In a concession to the GOP, President Biden offered to keep the Trump 2017 tax cuts to corporations intact during negotiations for a $1 trillion infrastructure deal. Instead there would be work to ensure corporations don’t exploit tax loop holes.
Biden still supports raising the corporate tax rate to cover other parts of his agenda, while the GOP has called it a “red-line” in their negotiations with the White House.
The tweaked proposal would no longer raise the corporate tax rate from 21% to 28%, but rely on other funding components of Biden’s American Jobs Plan: beefing up tax enforcement on the country’s wealthiest earnerers and ensuring the largest corporations – some of which have avoided paying any taxes – pay at least a minimum of 15%.

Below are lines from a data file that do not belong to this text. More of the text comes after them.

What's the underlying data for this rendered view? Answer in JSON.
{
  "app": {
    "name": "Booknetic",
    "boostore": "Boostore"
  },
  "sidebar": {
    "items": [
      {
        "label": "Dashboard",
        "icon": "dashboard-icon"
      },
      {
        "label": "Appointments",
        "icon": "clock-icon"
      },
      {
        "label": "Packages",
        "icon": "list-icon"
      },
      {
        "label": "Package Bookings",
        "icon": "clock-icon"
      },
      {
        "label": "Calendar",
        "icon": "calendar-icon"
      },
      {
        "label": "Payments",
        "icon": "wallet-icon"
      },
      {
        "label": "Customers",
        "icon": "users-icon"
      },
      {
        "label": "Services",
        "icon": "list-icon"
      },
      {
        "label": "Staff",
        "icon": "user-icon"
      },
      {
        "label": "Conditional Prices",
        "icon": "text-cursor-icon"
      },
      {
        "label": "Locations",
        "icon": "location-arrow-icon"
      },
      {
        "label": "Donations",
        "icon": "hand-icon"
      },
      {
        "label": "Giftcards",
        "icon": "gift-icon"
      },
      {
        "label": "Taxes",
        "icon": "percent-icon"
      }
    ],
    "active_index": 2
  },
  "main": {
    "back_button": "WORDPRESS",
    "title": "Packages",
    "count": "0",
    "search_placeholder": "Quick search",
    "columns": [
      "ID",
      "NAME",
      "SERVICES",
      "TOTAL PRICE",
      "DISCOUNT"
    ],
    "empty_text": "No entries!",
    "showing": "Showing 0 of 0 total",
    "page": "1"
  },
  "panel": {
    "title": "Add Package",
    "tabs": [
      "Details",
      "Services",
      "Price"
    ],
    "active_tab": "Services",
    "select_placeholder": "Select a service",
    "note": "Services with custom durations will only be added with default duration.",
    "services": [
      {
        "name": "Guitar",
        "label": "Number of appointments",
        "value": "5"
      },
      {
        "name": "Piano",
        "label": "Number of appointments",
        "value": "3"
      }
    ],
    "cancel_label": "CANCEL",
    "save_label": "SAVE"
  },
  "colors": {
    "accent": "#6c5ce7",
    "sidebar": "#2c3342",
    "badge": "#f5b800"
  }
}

The Washington Post reports that Biden raised the possibility he could take the proposed rate increase off the table in an attempt to broker a compromise, according to a person familiar with the talks who spoke on the condition of anonymity to describe them. The president still intends to seek the tax increase, the source said, meaning the White House could pursue the policy outside of the infrastructure debate — or in the case that bipartisan negotiations ultimately collapse.
Biden’s shift would focus on a new minimum corporate tax rate of 15%.
Biden stressed in his address to Congress last month that it is time to close “tax loopholes,” urging lawmakers to “reform corporate taxes so they pay their fair share and help pay for the public investments their businesses will benefit from as well.”
The concession was proposed on Wednesday’s one hour one-on-one meeting at the White House with Sen. Shelley Moore Capito, R-W. Va., and Biden said talks will resume on Friday.